I have been patient. I am remaining patient as long as I humanly can. Yet the fact that I am here on a soapbox ranting reminds me that, in the overall scheme of things, my patience is wearing quite thin. I feel that I am still capable of comprimizing, and maintaining an overall (hopefully) fair sense of balance. I realize that certain avenues won't accomplish my wishes, but can still "balance" the game. If, when all is said and done, the game is balanced, but I cannot stand the balance, probably because I am not an ISC pilot anymore but something that only looks like an ISC pilot, then I will gladly, but solemnly, leave.
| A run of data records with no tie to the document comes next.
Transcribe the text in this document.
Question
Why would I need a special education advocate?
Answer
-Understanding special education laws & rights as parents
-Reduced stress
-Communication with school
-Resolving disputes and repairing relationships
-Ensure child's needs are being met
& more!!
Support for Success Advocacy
I still hold out hope that, when the dust settles, the (returned) KAT / KOTH fleets can still flip a hex unapposed in less than an hour, but if the resurgent Plasma forces do manage to catch some of these kitties, they're out a little more than 4 DV points and 2 hours of PP... (losses figured as the DV point lost in the death mission, 2 un-run missions waiting for the replacement flipper to be purchased and outfitted, and the 1 mission run by the victor in the loser's absence. At approx. 300 PP a mission, 5000 gross PP is earned in approx. 17 missions, which can be run on average (assuming a 2:00 mission) within 34 minutes, with additional time being spent travelling to resupply points, returning to the hex in question, and suffering through the briefing screen and load times. It is theorized by me that 5000 net PP can be easily earned within this time if certain cost-saving measures (ie, relying more on stock reloads or cheaper munitions rather than buying expensive drones every mission, resupplying every 2nd or 3rd mission in quieter areas, being right on top of a supply point instead of a few hexes off, etc. are in use.)